Originally Posted By: jaybass
Since there seems to be a contradiction in the table, I hesitate to remove either one because of the possibility or trashing the wrong one and as I said before, it's working so perhaps better left alone

I can see why you want to leave well enough alone (and you can, see below), but your description of events doesn’t quite tally with what’s going on. For instance, I’m pretty sure that your impression that Safari only behaved properly with a particular web site after the PPAPI plugin was installed is erroneous. Why? Because Safari cannot use the PPAPI plugin. Opera and Chromium can, and if you use one of those and need Flash capability, you’ll have to install the PPAPI plugin. You can test this easily enough by loading the browser of choice and navigating to the Flash Player version checker site I linked to above. It’ll tell if you (1) have Flash installed for that browser and (2) which version. For instance, if you only installed the PPAPI plugin, Safari will tell you to install Flash, meaning the NPAPI plugin. Likewise, if you only installed the NPAPI plugin, Opera will tell you to install (PPAPI) Flash. If you use Flash in both Opera and Safari, you’d need both PPAPI and NPAPI plugins. There should be no problem having both of them installed at the same time (and hence no need to remove one or the other), and the Flash System Prefs panel allows you to monitor that.
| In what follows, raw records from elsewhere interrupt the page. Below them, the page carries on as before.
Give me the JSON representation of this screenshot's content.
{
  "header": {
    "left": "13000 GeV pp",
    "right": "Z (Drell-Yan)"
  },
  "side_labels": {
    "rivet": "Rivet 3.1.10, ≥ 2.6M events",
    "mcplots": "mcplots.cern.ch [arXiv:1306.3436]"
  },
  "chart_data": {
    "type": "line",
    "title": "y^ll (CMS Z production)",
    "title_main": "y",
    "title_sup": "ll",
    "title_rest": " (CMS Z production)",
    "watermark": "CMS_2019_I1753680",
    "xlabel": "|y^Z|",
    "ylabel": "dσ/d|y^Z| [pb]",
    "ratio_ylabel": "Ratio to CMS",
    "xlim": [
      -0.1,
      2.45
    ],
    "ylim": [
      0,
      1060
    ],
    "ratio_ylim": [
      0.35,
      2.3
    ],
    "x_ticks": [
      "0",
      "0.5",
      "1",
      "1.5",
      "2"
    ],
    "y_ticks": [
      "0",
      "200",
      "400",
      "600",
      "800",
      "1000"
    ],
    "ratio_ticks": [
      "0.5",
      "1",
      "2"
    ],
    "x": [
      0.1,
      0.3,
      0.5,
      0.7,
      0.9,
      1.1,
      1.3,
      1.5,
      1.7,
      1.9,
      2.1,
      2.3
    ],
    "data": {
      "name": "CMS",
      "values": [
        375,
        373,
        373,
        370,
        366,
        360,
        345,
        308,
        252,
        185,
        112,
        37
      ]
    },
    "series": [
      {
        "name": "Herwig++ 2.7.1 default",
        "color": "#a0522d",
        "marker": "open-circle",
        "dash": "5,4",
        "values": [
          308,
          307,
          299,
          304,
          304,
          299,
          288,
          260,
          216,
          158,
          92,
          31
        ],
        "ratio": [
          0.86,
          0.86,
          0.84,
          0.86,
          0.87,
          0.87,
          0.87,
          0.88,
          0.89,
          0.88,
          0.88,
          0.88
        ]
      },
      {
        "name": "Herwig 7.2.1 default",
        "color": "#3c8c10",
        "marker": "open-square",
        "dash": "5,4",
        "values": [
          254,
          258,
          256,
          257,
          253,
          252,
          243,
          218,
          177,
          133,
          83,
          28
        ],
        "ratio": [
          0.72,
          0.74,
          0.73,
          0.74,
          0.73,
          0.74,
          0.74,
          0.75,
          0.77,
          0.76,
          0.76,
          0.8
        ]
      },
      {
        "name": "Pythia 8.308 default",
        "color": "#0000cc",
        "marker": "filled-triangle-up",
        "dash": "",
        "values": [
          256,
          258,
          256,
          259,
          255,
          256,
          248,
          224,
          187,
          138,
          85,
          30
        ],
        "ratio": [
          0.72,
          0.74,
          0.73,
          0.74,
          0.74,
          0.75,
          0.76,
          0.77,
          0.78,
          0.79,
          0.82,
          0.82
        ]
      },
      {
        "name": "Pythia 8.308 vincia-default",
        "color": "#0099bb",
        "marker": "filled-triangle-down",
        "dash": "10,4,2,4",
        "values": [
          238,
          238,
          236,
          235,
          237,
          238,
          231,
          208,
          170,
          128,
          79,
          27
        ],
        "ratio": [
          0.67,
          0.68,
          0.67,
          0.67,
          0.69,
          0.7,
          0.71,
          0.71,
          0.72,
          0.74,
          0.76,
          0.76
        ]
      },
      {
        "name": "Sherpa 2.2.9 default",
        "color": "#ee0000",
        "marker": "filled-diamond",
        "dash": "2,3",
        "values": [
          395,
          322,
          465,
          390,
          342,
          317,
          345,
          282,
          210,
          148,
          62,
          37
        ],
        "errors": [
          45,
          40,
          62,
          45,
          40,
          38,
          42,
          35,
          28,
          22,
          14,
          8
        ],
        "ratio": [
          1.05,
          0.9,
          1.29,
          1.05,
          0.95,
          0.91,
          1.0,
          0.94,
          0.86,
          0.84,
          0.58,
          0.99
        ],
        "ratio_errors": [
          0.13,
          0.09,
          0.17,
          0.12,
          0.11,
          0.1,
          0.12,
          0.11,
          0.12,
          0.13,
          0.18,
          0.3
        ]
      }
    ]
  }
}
As to the seeming contradiction between the version table and your experience: if the only browser you use on your bridge web site is Safari, you cannot say from a troubleshooting point of view that it requires the PPAPI plugin until you’ve removed all vestiges of Flash Player and reinstalled that particular plugin type from scratch. The best way to remove Flash is with Adobe’s official Flash Player Uninstaller, followed with installation of the Flash Player version/type to be tested. You do that with one plugin version/type at the time, and by testing it with all your browsers to see which one works and which one doesn’t. Given which version/type you installed first (and that’s default browser dependent; the installer serves both NPAPI and PPAPI types) you can predict the outcome of these tests. Obviously that’d be way beyond your immediate interest, which is simply to get things to work. But this may help in understanding what’s going on.

Next there is what you called a blocked plugin in post #34457. I suspect the issue was in fact a missing (or bad) plugin, regardless of which of the two Libraries you use to store Internet plugins. If there actually was a block, that suggests that you may be using one or more browser extensions to control plugins, perhaps specifically the Flash Player plugin. If true, you might want to disable extensions when the issue pops up again and see if that helps.

Finally there is version incompatibility: some web sites require a certain minimum version of the Flash plugin, and updating should take care of things. For security reasons you should always use the latest Flash plugin version. Browser-dependent plugin type differences only confuse the issue.